When Cloe Andersen started working as a barista at the ReyRey Café as a sophomore at Wright State University, she had no idea what opportunities the job would present her.
Now a contract center analyst at The Reynolds and Reynolds Company, the Wright State alumna reflects on how the café led her to where she is today.
The ReyRey Café is a student-run coffee shop located in Rike Hall, home to the Raj Soin College of Business. It opened in 2015 as a partnership between Reynolds, headquartered in Dayton, and Wright State.
The Raj Soin College of Business was seeking to create new entrepreneurial opportunities on campus for business students as well as students from other majors. Reynolds was looking for ways to raise awareness for the company and support high-achieving students. The company decided that sponsoring a business like the café at Wright State seemed like a good fit.
Wright State students can work as baristas at the café, which also partners with Boston Stoker Coffee Co. A portion of the proceeds goes toward a student scholarship fund. But the coffee shop is more than just a place to work — it’s also a place for students to gain practical skills.
Junior and senior business students can join the café’s student management board and serve as chief executive officer, chief financial officer, chief operations officer or chief marketing officer. With faculty guidance, students operate the café like it’s their own, learning how to lead a business and practically apply what they are learning in the classroom.

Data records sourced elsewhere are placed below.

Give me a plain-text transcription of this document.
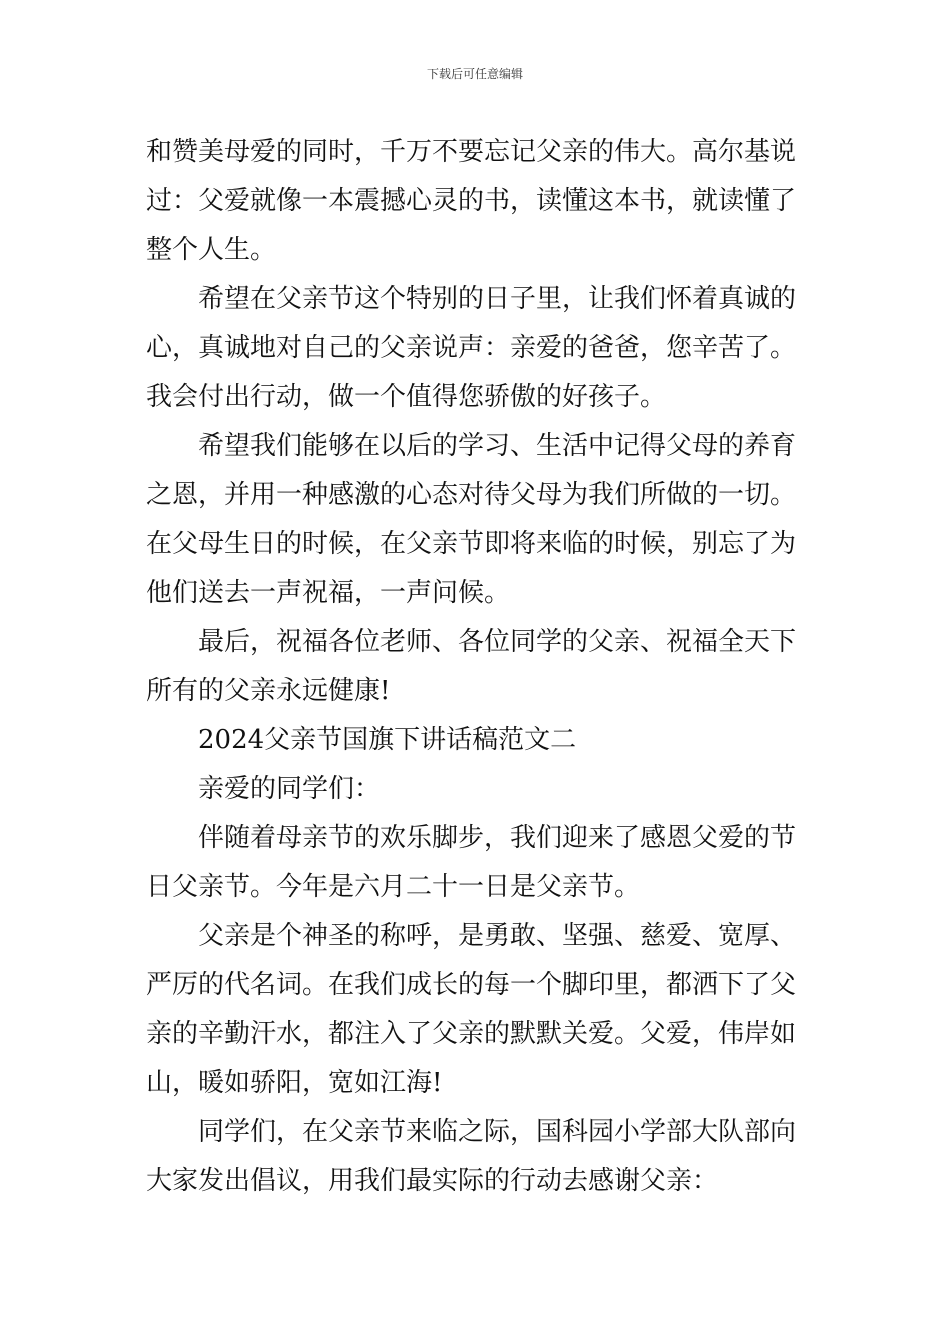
下载后可任意编辑
和赞美母爱的同时，千万不要忘记父亲的伟大。高尔基说
过：父爱就像一本震撼心灵的书，读懂这本书，就读懂了
整个人生。
希望在父亲节这个特别的日子里，让我们怀着真诚的
心，真诚地对自己的父亲说声：亲爱的爸爸，您辛苦了。
我会付出行动，做一个值得您骄傲的好孩子。
希望我们能够在以后的学习、生活中记得父母的养育
之恩，并用一种感激的心态对待父母为我们所做的一切。
在父母生日的时候，在父亲节即将来临的时候，别忘了为
他们送去一声祝福，一声问候。
最后，祝福各位老师、各位同学的父亲、祝福全天下
所有的父亲永远健康!
2024父亲节国旗下讲话稿范文二
亲爱的同学们：
伴随着母亲节的欢乐脚步，我们迎来了感恩父爱的节
日父亲节。今年是六月二十一日是父亲节。
父亲是个神圣的称呼，是勇敢、坚强、慈爱、宽厚、
严厉的代名词。在我们成长的每一个脚印里，都洒下了父
亲的辛勤汗水，都注入了父亲的默默关爱。父爱，伟岸如
山，暖如骄阳，宽如江海!
同学们，在父亲节来临之际，国科园小学部大队部向
大家发出倡议，用我们最实际的行动去感谢父亲：
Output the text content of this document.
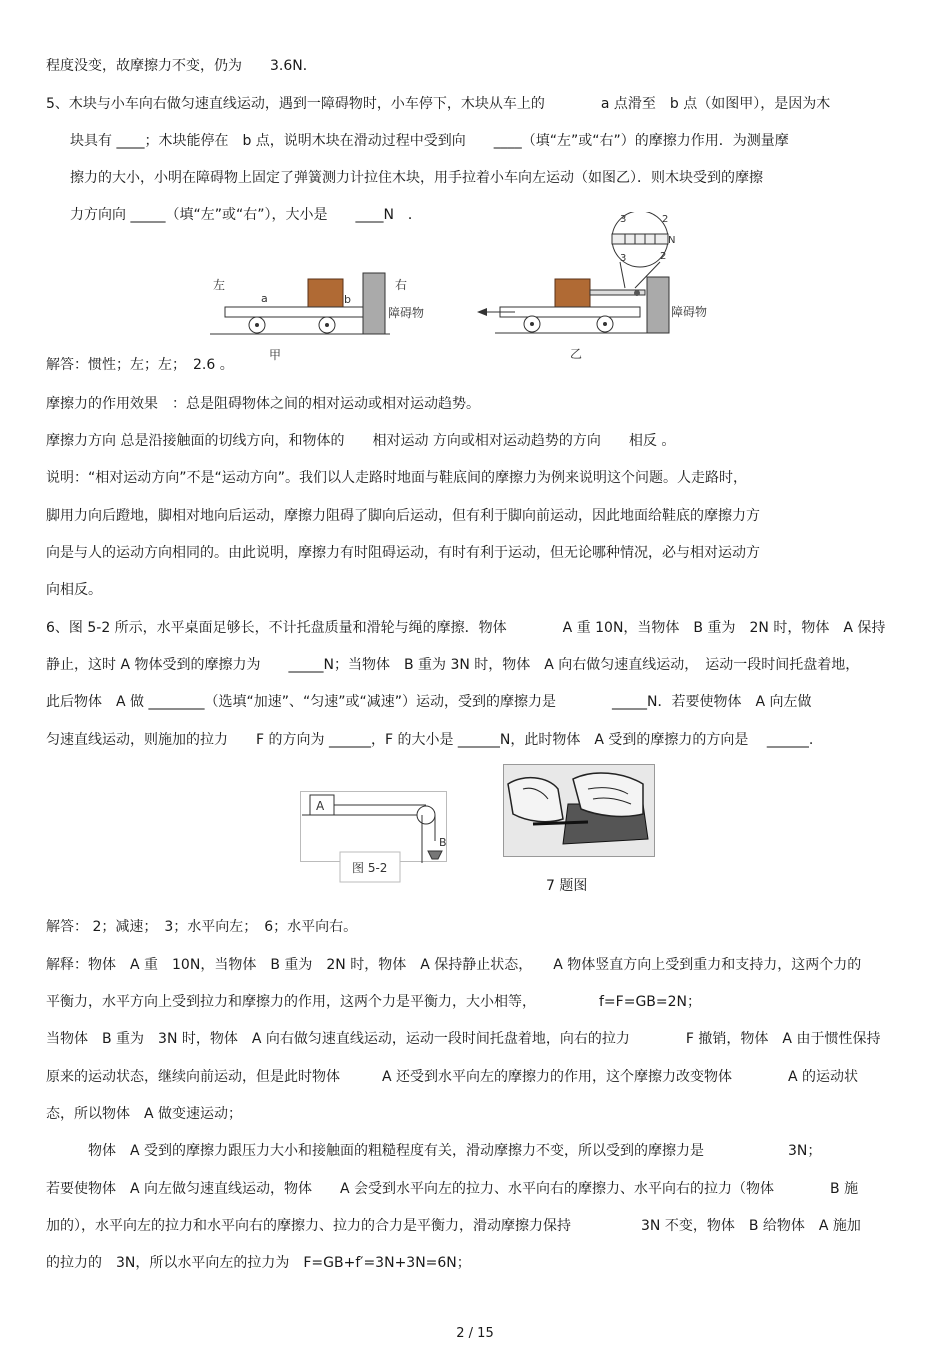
程度没变，故摩擦力不变，仍为　　3.6N．
5、木块与小车向右做匀速直线运动，遇到一障碍物时，小车停下，木块从车上的　　　　a 点滑至　b 点（如图甲），是因为木
块具有 ____；木块能停在　b 点，说明木块在滑动过程中受到向　　____（填“左”或“右”）的摩擦力作用．为测量摩
擦力的大小，小明在障碍物上固定了弹簧测力计拉住木块，用手拉着小车向左运动（如图乙）．则木块受到的摩擦
力方向向 _____（填“左”或“右”），大小是　　____N　．
左
a	b
右
障碍物
甲
3	2
N
3	2
障碍物
乙
解答：惯性；左；左；　2.6 。
摩擦力的作用效果　：总是阻碍物体之间的相对运动或相对运动趋势。
摩擦力方向 总是沿接触面的切线方向，和物体的　　相对运动 方向或相对运动趋势的方向　　相反 。
说明：“相对运动方向”不是“运动方向”。我们以人走路时地面与鞋底间的摩擦力为例来说明这个问题。人走路时，
脚用力向后蹬地，脚相对地向后运动，摩擦力阻碍了脚向后运动，但有利于脚向前运动，因此地面给鞋底的摩擦力方
向是与人的运动方向相同的。由此说明，摩擦力有时阻碍运动，有时有利于运动，但无论哪种情况，必与相对运动方
向相反。
6、图 5-2 所示，水平桌面足够长，不计托盘质量和滑轮与绳的摩擦．物体　　　　A 重 10N，当物体　B 重为　2N 时，物体　A 保持
静止，这时 A 物体受到的摩擦力为　　_____N；当物体　B 重为 3N 时，物体　A 向右做匀速直线运动，　运动一段时间托盘着地，
此后物体　A 做 ________（选填“加速”、“匀速”或“减速”）运动，受到的摩擦力是　　　　_____N．若要使物体　A 向左做
匀速直线运动，则施加的拉力　　F 的方向为 ______，F 的大小是 ______N，此时物体　A 受到的摩擦力的方向是　 ______.
A
B
图 5-2
7 题图
解答： 2；减速；　3；水平向左；　6；水平向右。
解释：物体　A 重　10N，当物体　B 重为　2N 时，物体　A 保持静止状态，　　A 物体竖直方向上受到重力和支持力，这两个力的
平衡力，水平方向上受到拉力和摩擦力的作用，这两个力是平衡力，大小相等，　　　　　f=F=GB=2N；
当物体　B 重为　3N 时，物体　A 向右做匀速直线运动，运动一段时间托盘着地，向右的拉力　　　　F 撤销，物体　A 由于惯性保持
原来的运动状态，继续向前运动，但是此时物体　　　A 还受到水平向左的摩擦力的作用，这个摩擦力改变物体　　　　A 的运动状
态，所以物体　A 做变速运动；
物体　A 受到的摩擦力跟压力大小和接触面的粗糙程度有关，滑动摩擦力不变，所以受到的摩擦力是　　　　　　3N；
若要使物体　A 向左做匀速直线运动，物体　　A 会受到水平向左的拉力、水平向右的摩擦力、水平向右的拉力（物体　　　　B 施
加的），水平向左的拉力和水平向右的摩擦力、拉力的合力是平衡力，滑动摩擦力保持　　　　　3N 不变，物体　B 给物体　A 施加
的拉力的　3N，所以水平向左的拉力为　F=GB+f′=3N+3N=6N；
2 / 15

While working as a barista, Andersen applied to the student management board, served as chief operations officer and assumed some of the duties of the chief marketing officer.
During her senior year, she held the position of CEO. A naturally shy person, Andersen admits that “applying to be on the student management board was a shock to everyone that knew me.”
But she said the experience was good for her.
“The café really cracked the shell that I had created for myself and gave me so much self-confidence. It pushed me outside my comfort zone in such a positive way,” she said.
While serving in various leadership positions with ReyRey Café, Andersen learned the scope of what it takes to build a business from the ground up. Her team faced many challenges. They were completely new to the café, and Andersen said, “it felt like we were entrepreneurs starting our own business.”
She and her classmates had to plan how they would market themselves, interview and train new baristas, and solve practical issues like lowering operating costs.
“We would try something, and sometimes it wouldn’t work like we thought it would,” she said. “We would then have to be innovative and work together to try something new on the fly.”
Reynolds met with the student board several times while Andersen was a student. She also visited the Reynolds campus in Dayton and spoke about her experience working for the café.
Not long after she graduated from Wright State, Andersen was hired by Reynolds as a contract center analyst, a position she has been in for the past four years.
Anderson said the values she learned to love at the café have also been integral to her work at Reynolds: “innovation, hard work and a love for those you work with, your customers and the overall community.”
In the contract center, Andersen observes how Reynolds puts these values into action.
“I see the new and innovative solutions we are trying to provide for our dealerships. The contracting process itself is also constantly evolving to be quicker, more understandable, and better for both Reynolds and our customers,” said Anderson.
The ReyRey Café at the Raj Soin College of Business gave Andersen opportunities to grow and learn not only as an associate but also as a person.
“I’m so lucky to have found work that is personally rewarding,” she said, “both at the ReyRey Café and now with Reynolds.”
Anderson encouraged current Wright State students to pursue opportunities outside of their comfort zone.
“There is growth in discomfort,” she said. “Wright State gives so many opportunities to learn and grow if you are open to them.”